The Good Bank proposal has the advantage of avoiding the N-word: nationalization. Some believe a more polite term, "conservatorship" as it was called in the case of Fannie Mae, may be more palatable. It should be clear, though, that whatever it is called, the Good Bank proposal entails little more than playing by longstanding rules, a variant of standard practices to deal with firms whose liabilities exceed their assets.
-The Nation - "A Bank Bailout that works" - Good Bank
The concept for this is that we do NOT bail out the bankers. We let the investors and management ( but crucially, not the depositors) sink or swim.
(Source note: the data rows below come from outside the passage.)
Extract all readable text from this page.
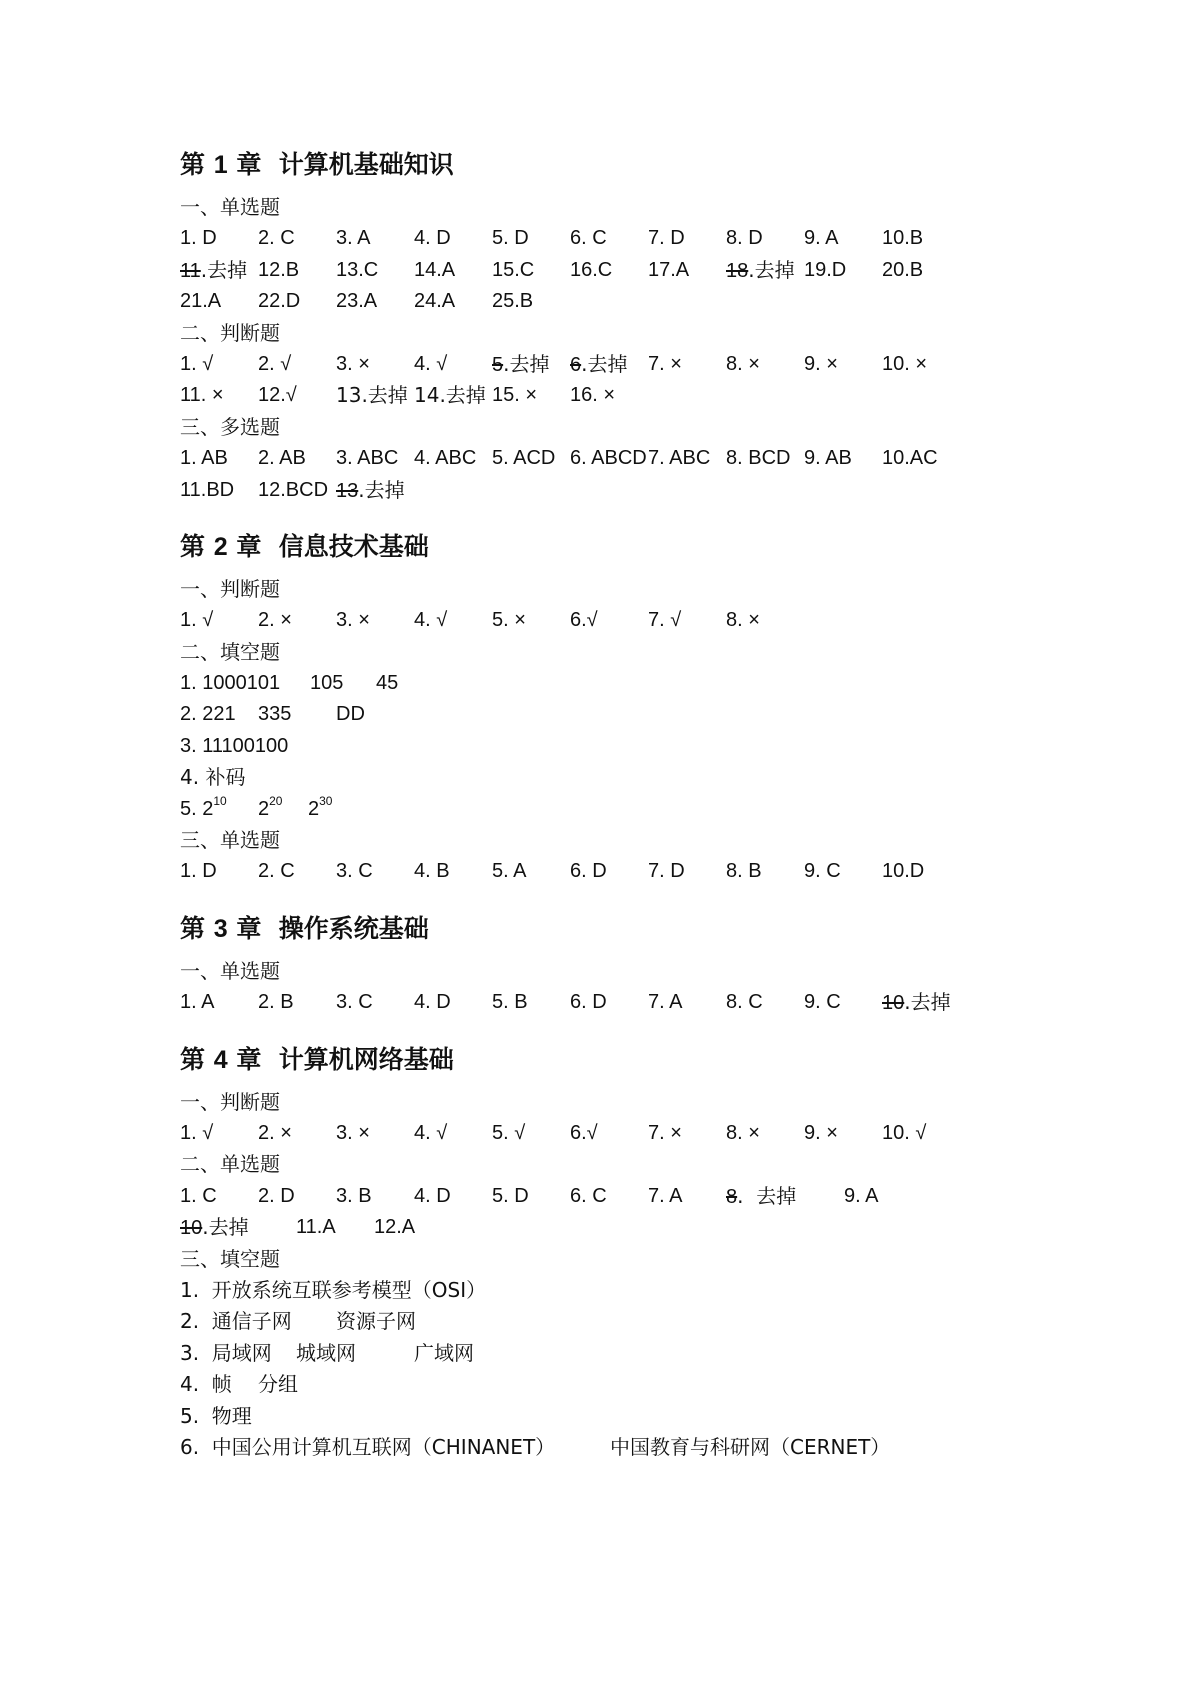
第 1 章 计算机基础知识
一、单选题
1. D 2. C 3. A 4. D 5. D 6. C 7. D 8. D 9. A 10.B
11.去掉 12.B 13.C 14.A 15.C 16.C 17.A 18.去掉 19.D 20.B
21.A 22.D 23.A 24.A 25.B
二、判断题
1. √ 2. √ 3. × 4. √ 5.去掉 6.去掉 7. × 8. × 9. × 10. ×
11. × 12.√ 13.去掉 14.去掉 15. × 16. ×
三、多选题
1. AB 2. AB 3. ABC 4. ABC 5. ACD 6. ABCD 7. ABC 8. BCD 9. AB 10.AC
11.BD 12.BCD 13.去掉
第 2 章 信息技术基础
一、判断题
1. √ 2. × 3. × 4. √ 5. × 6.√	7. √ 8. ×
二、填空题
1. 1000101 105 45
2. 221 335 DD
3. 11100100
4. 补码
5. $2^{10}$ $2^{20}$ $2^{30}$
三、单选题
1. D 2. C 3. C 4. B 5. A 6. D 7. D 8. B 9. C 10.D
第 3 章 操作系统基础
一、单选题
1. A 2. B 3. C 4. D 5. B 6. D 7. A 8. C 9. C 10.去掉
第 4 章 计算机网络基础
一、判断题
1. √ 2. × 3. × 4. √ 5. √ 6.√	7. × 8. × 9. × 10. √
二、单选题
1. C 2. D 3. B 4. D 5. D 6. C 7. A 8.  去掉 9. A
10.去掉 11.A 12.A
三、填空题
1.  开放系统互联参考模型（OSI）
2.  通信子网 资源子网
3.  局域网 城域网	广域网
4.  帧 分组
5.  物理
6.  中国公用计算机互联网（CHINANET）	中国教育与科研网（CERNET）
The concept is, that we take away the assets where there is a market for those assets, essentially the "good assets." This both protects those assets, and separates value for depositors separately. We then spin off the "bad bank" letting the management get the best possible deal for these "bad assets"- assets where there is no current market, and where their value is unknown.
This is a lot like throwing the bankers and investors in a pit, and throwing a knife in. They will fight for the best deal. Shareholders may dump ineffective management. They don't worry about the good assets they used to have. Their only concern is finding a market for, and disposing of the junk they bought, getting the very best deal they can.
Yes, there will be losers, but theoretically the least loss possible and no effective damage to the innocent tax payer. The term for this in environmental economics is "the polluter pays".